Over the next two decades, personal branding evolved as the digital revolution rose, and social media accounts became the new resumes and business cards. Suddenly, who you were in the digital realm mattered just as much, if not more, than who you were in real life.
People became cautious of what they put on their social media accounts. Facebook profile pics were carefully chosen, LinkedIn summaries were well thought-out, and each Instagram post was strategically captured and thoughtfully captioned before posted.
While it was probably never Tom Peters intent that social media would be inextricably linked to personal branding, the fact remains that this is where we find ourselves today. According to SHRM, 8 out of 10 HR professionals use social media to hire. Of those, 66% look to Facebook while 96% use LinkedIn, and 53% use Twitter for recruitment and screening.
But not only recruiters are after on what is on the internet. 95% of people consult the internet before using the services of a company. And 72% of people trust reviews online.
When we talk about personal branding we are referring to establishing and fostering what we stand for. Our personal brand is the unique combination of expertise and experience that make us who we are.
Here are six ways to start building a great personal brand.
Start thinking of yourself as a brand
People are Googling you at every stage of your life and your professional career. The question is no longer if you have a personal brand, but if you choose to cultivate your brand or to let it be defined by others. Developing a strong personal brand is just as much about being responsive to what is being said as it is about creating intellectual property.

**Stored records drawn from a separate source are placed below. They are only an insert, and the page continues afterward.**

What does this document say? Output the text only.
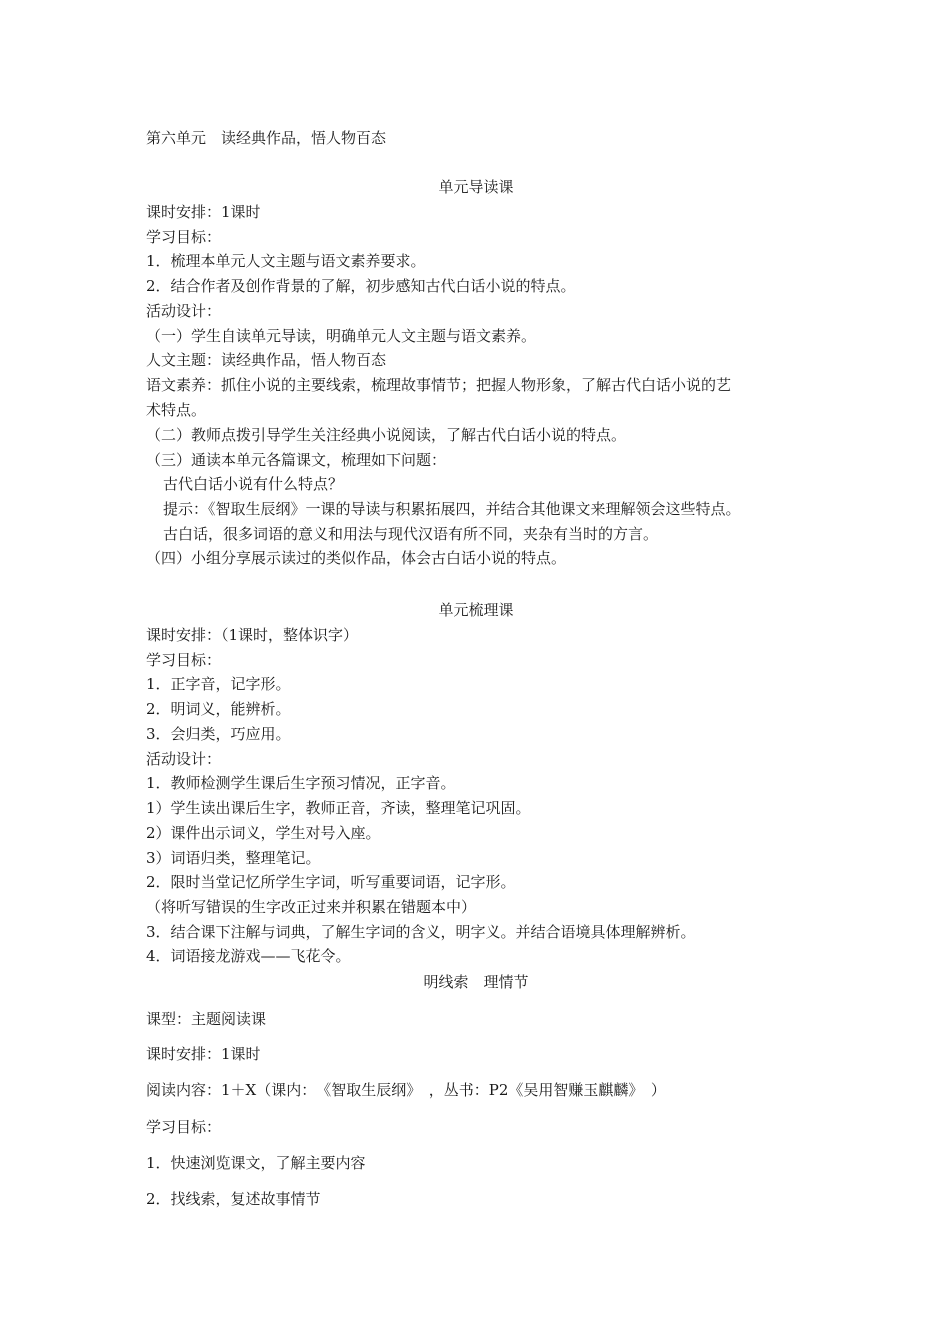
第六单元　读经典作品，悟人物百态
单元导读课
课时安排：1课时
学习目标：
1．梳理本单元人文主题与语文素养要求。
2．结合作者及创作背景的了解，初步感知古代白话小说的特点。
活动设计：
（一）学生自读单元导读，明确单元人文主题与语文素养。
人文主题：读经典作品，悟人物百态
语文素养：抓住小说的主要线索，梳理故事情节；把握人物形象，了解古代白话小说的艺
术特点。
（二）教师点拨引导学生关注经典小说阅读，了解古代白话小说的特点。
（三）通读本单元各篇课文，梳理如下问题：
古代白话小说有什么特点？
提示：《智取生辰纲》一课的导读与积累拓展四，并结合其他课文来理解领会这些特点。
古白话，很多词语的意义和用法与现代汉语有所不同，夹杂有当时的方言。
（四）小组分享展示读过的类似作品，体会古白话小说的特点。
单元梳理课
课时安排：（1课时，整体识字）
学习目标：
1．正字音，记字形。
2．明词义，能辨析。
3．会归类，巧应用。
活动设计：
1．教师检测学生课后生字预习情况，正字音。
1）学生读出课后生字，教师正音，齐读，整理笔记巩固。
2）课件出示词义，学生对号入座。
3）词语归类，整理笔记。
2．限时当堂记忆所学生字词，听写重要词语，记字形。
（将听写错误的生字改正过来并积累在错题本中）
3．结合课下注解与词典，了解生字词的含义，明字义。并结合语境具体理解辨析。
4．词语接龙游戏——飞花令。
明线索　理情节
课型：主题阅读课
课时安排：1课时
阅读内容：1＋X（课内：　《智取生辰纲》　，丛书：P2《吴用智赚玉麒麟》　）
学习目标：
1．快速浏览课文，了解主要内容
2．找线索，复述故事情节
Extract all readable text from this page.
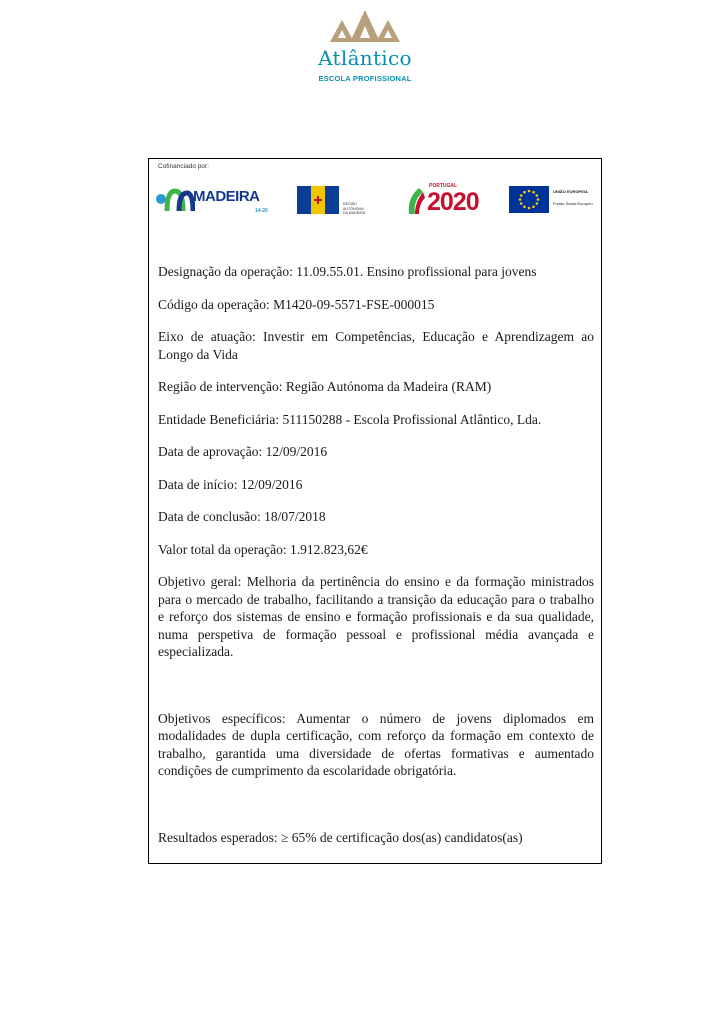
Atlântico
ESCOLA PROFISSIONAL
Cofinanciado por:
MADEIRA
14-20
REGIÃO AUTÓNOMA
DA MADEIRA
PORTUGAL
2020	UNIÃO EUROPEIA
Fundo Social Europeu

Designação da operação: 11.09.55.01. Ensino profissional para jovens

Código da operação: M1420-09-5571-FSE-000015

Eixo de atuação: Investir em Competências, Educação e Aprendizagem ao Longo da Vida

Região de intervenção: Região Autónoma da Madeira (RAM)

Entidade Beneficiária: 511150288 - Escola Profissional Atlântico, Lda.

Data de aprovação: 12/09/2016

Data de início: 12/09/2016

Data de conclusão: 18/07/2018

Valor total da operação: 1.912.823,62€

Objetivo geral: Melhoria da pertinência do ensino e da formação ministrados para o mercado de trabalho, facilitando a transição da educação para o trabalho e reforço dos sistemas de ensino e formação profissionais e da sua qualidade, numa perspetiva de formação pessoal e profissional média avançada e especializada.

Objetivos específicos: Aumentar o número de jovens diplomados em modalidades de dupla certificação, com reforço da formação em contexto de trabalho, garantida uma diversidade de ofertas formativas e aumentado condições de cumprimento da escolaridade obrigatória.

Resultados esperados: ≥ 65% de certificação dos(as) candidatos(as)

Define your personal brand
Personal branding is not to be confused with advertising yourself or creating an avatar online that people will come to like. The strongest personal brands are the ones that are clear with their purpose, consistent, and above all, authentic. Who they are online is exactly what you can expect to meet in person.
Search yourself on Google
Do a search for your name on Google and Google images. Setting-up a Google alert on your name or the name of your organisation is a good idea, so you can keep track of any new content. You can choose to have notifications mailed to you once per day.
Build trust & credibility
A strong personal brand is dependent on a strong narrative. Use your personal brand to start getting credible placements in relevant third party publications and channels to get your content published. In addition to authentic content that you publish on your own sites and social media profiles, it’s important to show that you are relevant and knowledgeable.
Associate with other strong brands
Your personal brand is strengthened or weakened by your relation to other brands. Support strong brands which can elevate your own personal brand. Start with the three C’s: college, company, colleagues. Create content that builds relationship. Study your existing social media followers and website visitors. Consider submitting a guest post to the blog of your organisation or look at other digital channels you can connect to your brand.
Enhance your audience
Start building a relevant audience of stakeholders on key social media platforms, media and publications. Connect with inspirational influencers who have a common vision and are in line with what you are trying to accomplish.